L'impunité de Blair plus sacrée que la liberté de Polanski

Roman Polanski, victime d’un coup monté, reçoit enfin son prix à Zurich. Deux ans jour pour jour après son arrestation, le cinéaste, auteur de The Ghost Writer, a enfin pu venir chercher son prix d'honneur. «”Cette fois, il est là!” C'est par ces mots que la présentatrice du gala en l'honneur de Roman Polanski a accueilli mardi soir (27 septembre 2011) le metteur en scène au Festival du film de Zurich. Un moment que l'on attendait tous, une image que l'on osait plus espérer». 

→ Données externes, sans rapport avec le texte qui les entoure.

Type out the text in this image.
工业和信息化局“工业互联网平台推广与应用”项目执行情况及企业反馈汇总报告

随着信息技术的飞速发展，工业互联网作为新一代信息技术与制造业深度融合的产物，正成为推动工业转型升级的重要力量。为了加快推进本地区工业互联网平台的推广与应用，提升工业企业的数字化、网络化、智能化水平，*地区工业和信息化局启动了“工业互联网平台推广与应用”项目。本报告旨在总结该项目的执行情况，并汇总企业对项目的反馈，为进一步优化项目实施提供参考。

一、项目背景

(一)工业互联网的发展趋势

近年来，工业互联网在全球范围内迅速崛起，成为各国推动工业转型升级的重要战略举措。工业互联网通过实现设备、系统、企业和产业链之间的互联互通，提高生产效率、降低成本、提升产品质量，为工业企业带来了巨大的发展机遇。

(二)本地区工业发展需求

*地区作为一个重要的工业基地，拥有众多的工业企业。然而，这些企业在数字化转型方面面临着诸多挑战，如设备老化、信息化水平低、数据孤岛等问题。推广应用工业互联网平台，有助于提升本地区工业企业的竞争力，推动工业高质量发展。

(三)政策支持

C’est à Zurich le 26 septembre 2009, dans un pays où il croyait pouvoir circuler librement, que les ennuis de Polanski ont commencé. Il y a donc deux ans, on s’en souvient, les autorités suisses ont procédé à son arrestation lors de son arrivée à l’aéroport de Zurich, alors qu’il souhaitait se rendre au festival du film pour y recevoir son prix. Le cinéaste est immédiatement conduit en prison où il terminera son film The Ghost Writer. Puis, après plusieurs mois de détention, le réalisateur a été placé en résidence surveillée dans son chalet à Gstaad. En juillet 2010, il a finalement été libéré. La demande d’extradition a été rejetée par les autorités suisses, les États-Unis ayant refusé de délivrer tous les documents nécessaires.  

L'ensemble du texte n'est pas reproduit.